There are frequent snapshots and Microsoft was able to restore the databases from one that was about five minutes old. Microsoft acknowledges that five minutes of data loss might be an issue and is asking customers that lost business or were affected by the drops to raise a support ticket. I have found Azure support to be pretty good about crediting my account when issues occur, and I hope they do the same here, though I wonder if they’ll compensate anything beyond the charges normally assessed to customers. They are offering credit for the restored and original databases for a few months as well.
Plenty of people are upset, and with good reason. There should not be Azure management code that drops databases. Or should there be? Would this be any different on premises?

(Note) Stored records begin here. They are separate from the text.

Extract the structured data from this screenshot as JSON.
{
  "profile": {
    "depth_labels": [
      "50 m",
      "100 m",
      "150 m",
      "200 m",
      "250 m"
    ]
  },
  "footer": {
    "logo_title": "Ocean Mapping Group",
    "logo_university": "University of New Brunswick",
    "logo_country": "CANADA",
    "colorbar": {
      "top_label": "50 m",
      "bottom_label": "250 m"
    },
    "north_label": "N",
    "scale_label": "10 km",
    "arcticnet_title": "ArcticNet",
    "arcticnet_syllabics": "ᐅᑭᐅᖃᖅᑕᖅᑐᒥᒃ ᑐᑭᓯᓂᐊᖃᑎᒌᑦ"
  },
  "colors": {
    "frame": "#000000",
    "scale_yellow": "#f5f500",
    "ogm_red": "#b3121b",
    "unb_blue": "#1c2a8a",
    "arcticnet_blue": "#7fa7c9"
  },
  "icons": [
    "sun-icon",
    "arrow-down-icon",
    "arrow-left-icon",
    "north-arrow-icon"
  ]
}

I’ve had cleanup code that removed resources after some time. I don’t work at the scale of Azure, so I usually have things removed after a month or quarter. With the scale of Azure and potential costs, they might remove resources quicker, but I certainly have seen similar home grown, if-this-then-that code that does x when y occurs. In this case, I remove encryption keys, which might be not actually be removed for month or more. At that point, there is code that trigger a drop of databases. I’ve certainly seen users in various organizations drop, or restore over, the wrong database. In some cases they don’t realize it in five minutes, and often don’t have a way to restore from a five minute ago backup. Actually, relatively few people I know have RPOs under five minutes.
This is bad, but it isn’t necessarily out of the ordinary for complex IT environments. If this happened in an organization, the IT staff would be worried and hoping for forgiveness. Some people would want others fired, but most of the time management would understand these things happen. Perhaps not if this isn’t the first time, but usually we accept some people make mistakes. Most of us don’t have complete control of all aspects of our environment. We depend on network staff, storage people, employees that manage hardware, and more. It’s possible that any one of these people could destroy data inadvertently.
That happened here, though I don’t want to make excuses for Microsoft. They’re supposed to hire the best people and build processes that are better than what I’d expect inside an organization. Events will cascade into different areas, and there should be circuit breakers that prevent anything that could cause data loss in those events. Protect other people’s data with more care than you think you need. It’s your responsibility to do so.